Merger of RMT and TSSA could lead to 'Tube super union'

The RMT and TSSA picket line Image copyright Getty Images
Image caption The RMT and TSSA worked together during the Tube strike in late 2010

Extremely interesting news today that the Transport Salaried Staffs' Association (TSSA) and the National Union of Rail, Maritime and Transport Workers (RMT) unions are formally talking about a merger.

TSSA General Secretary, Gerry Doherty said:

"Today's decision will hopefully be the start of a process designed to serve the interests of future generations of transport and travel trade workers.

"We owe an obligation to our children and our children's children to leave better organisations that protect workers in the very uncertain future that they currently face."

General Secretary, Bob Crow of the RMT said:

"This is a historical day for the trade union movement. These talks will bring together two unions each with over a hundred years of specialising in the transport industry in the interests of workers."

Extremely positive words from both so it would seem the goodwill is there.

The RMT is much larger with 80,000 members, while TSSA has 30,000. Both are represented in lots of different areas of transport.

Most noticeably, what it would do in London is create a Tube 'super union' representing most station staff and about 50% of drivers. (ASLEF represent most of the other drivers).

The two unions worked together during last year's strikes over ticket office closures and this probably paved the way for this merger.

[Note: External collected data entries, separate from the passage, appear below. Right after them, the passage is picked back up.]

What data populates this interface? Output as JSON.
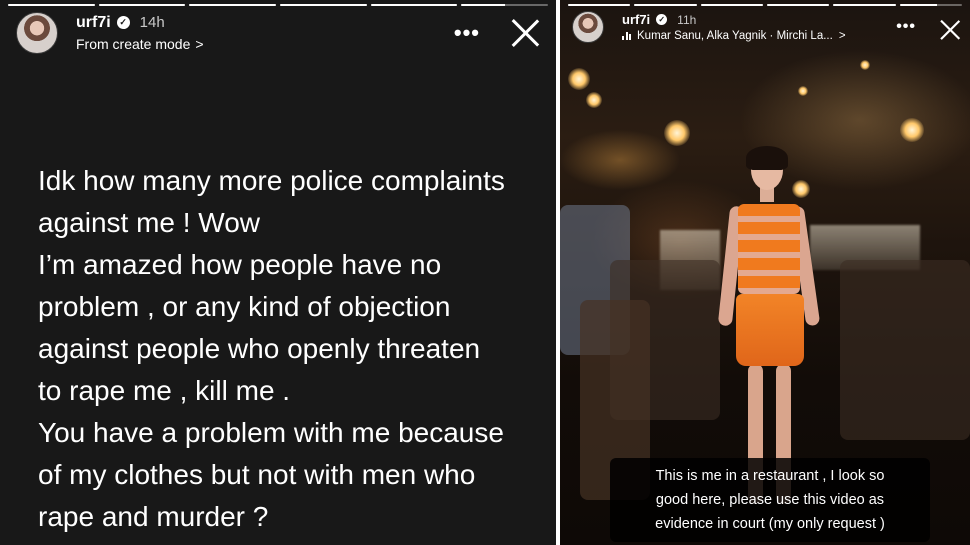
{
  "left_story": {
    "username": "urf7i",
    "verified_icon": "verified-check-icon",
    "time": "14h",
    "subtitle": "From create mode",
    "subtitle_chevron": ">",
    "more_label": "•••",
    "progress": [
      1,
      1,
      1,
      1,
      1,
      0.5
    ],
    "text": "Idk how many more police complaints\nagainst me ! Wow\nI’m amazed how people have no\nproblem , or any kind of objection\nagainst people who openly threaten\nto rape me , kill me .\nYou have a problem with me because\nof my clothes but not with men who\nrape and murder ?"
  },
  "right_story": {
    "username": "urf7i",
    "verified_icon": "verified-check-icon",
    "time": "11h",
    "music": "Kumar Sanu, Alka Yagnik · Mirchi La...",
    "music_chevron": ">",
    "more_label": "•••",
    "progress": [
      1,
      1,
      1,
      1,
      1,
      0.6
    ],
    "caption": "This is me in a restaurant , I look so\ngood here, please use this video as\nevidence in court (my only request )"
  },
  "colors": {
    "left_background": "#181818",
    "outfit_orange": "#f07a1e",
    "text": "#ffffff"
  }
}
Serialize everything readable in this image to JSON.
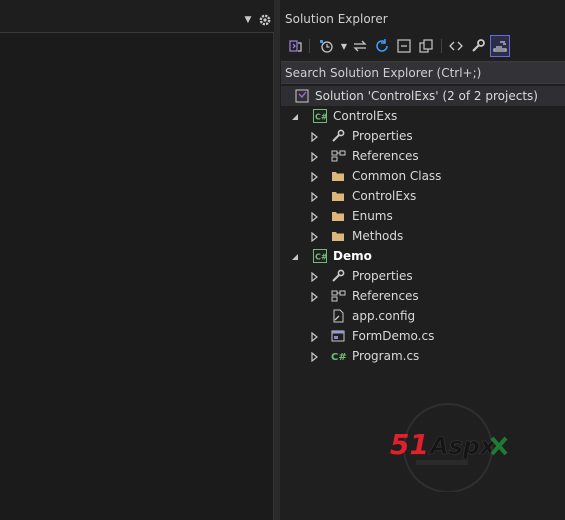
{
  "solution_explorer": {
    "title": "Solution Explorer",
    "search_placeholder": "Search Solution Explorer (Ctrl+;)",
    "solution_label": "Solution 'ControlExs' (2 of 2 projects)",
    "projects": [
      {
        "name": "ControlExs",
        "items": [
          "Properties",
          "References",
          "Common Class",
          "ControlExs",
          "Enums",
          "Methods"
        ]
      },
      {
        "name": "Demo",
        "items": [
          "Properties",
          "References",
          "app.config",
          "FormDemo.cs",
          "Program.cs"
        ]
      }
    ]
  },
  "watermark": {
    "brand_red": "51",
    "brand_dark": "Aspx"
  },
  "icons": {
    "project": "csharp-project-icon",
    "properties": "wrench-icon",
    "references": "references-icon",
    "folder": "folder-icon",
    "config": "config-file-icon",
    "form": "form-icon",
    "cs_file": "csharp-file-icon"
  },
  "colors": {
    "background": "#1e1e1e",
    "panel": "#1f1f1f",
    "folder": "#dcb67a",
    "csharp_green": "#6fbf73",
    "selection": "#2f2f33",
    "watermark_red": "#e0202a"
  }
}
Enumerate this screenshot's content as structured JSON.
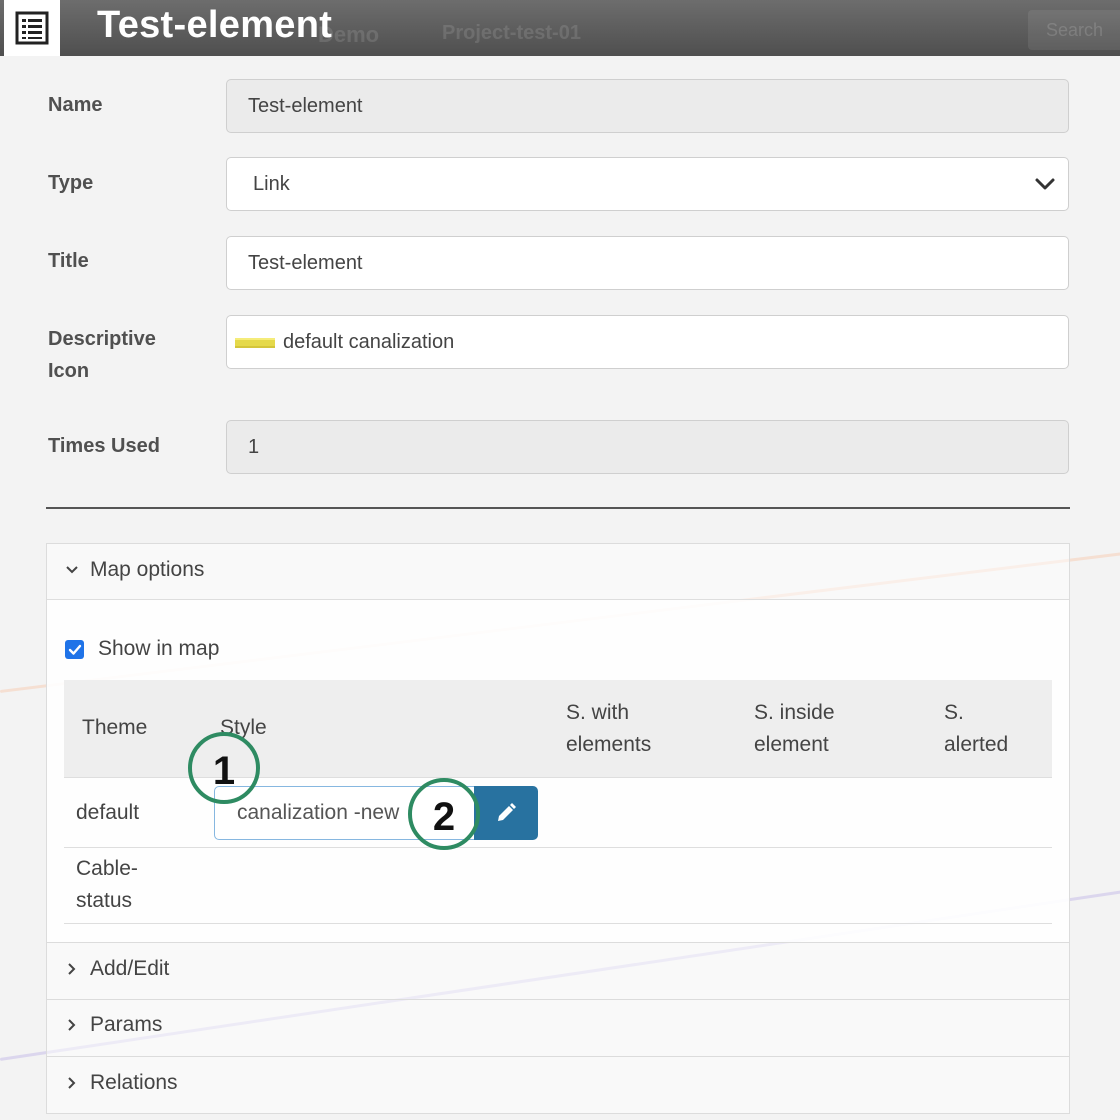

Although they lost that particular battle when the ticket office rota changes went through anyway, a bigger union could perhaps have much greater bargaining power.

When both sides last walked out then on strike, London Underground could only run up to 40% of services at best.

But both have different political backgrounds and positions.

The TSSA have told me before they are not a radical union and until last year had not been on strike for many years. Compared to that the RMT are far more radical and are more willing to strike than their TSSA comrades.

It will be very interesting to see where the new union - if it happens - ends up politically.

Some have already said the move is disappointing as they fear TSSA will lose its voice.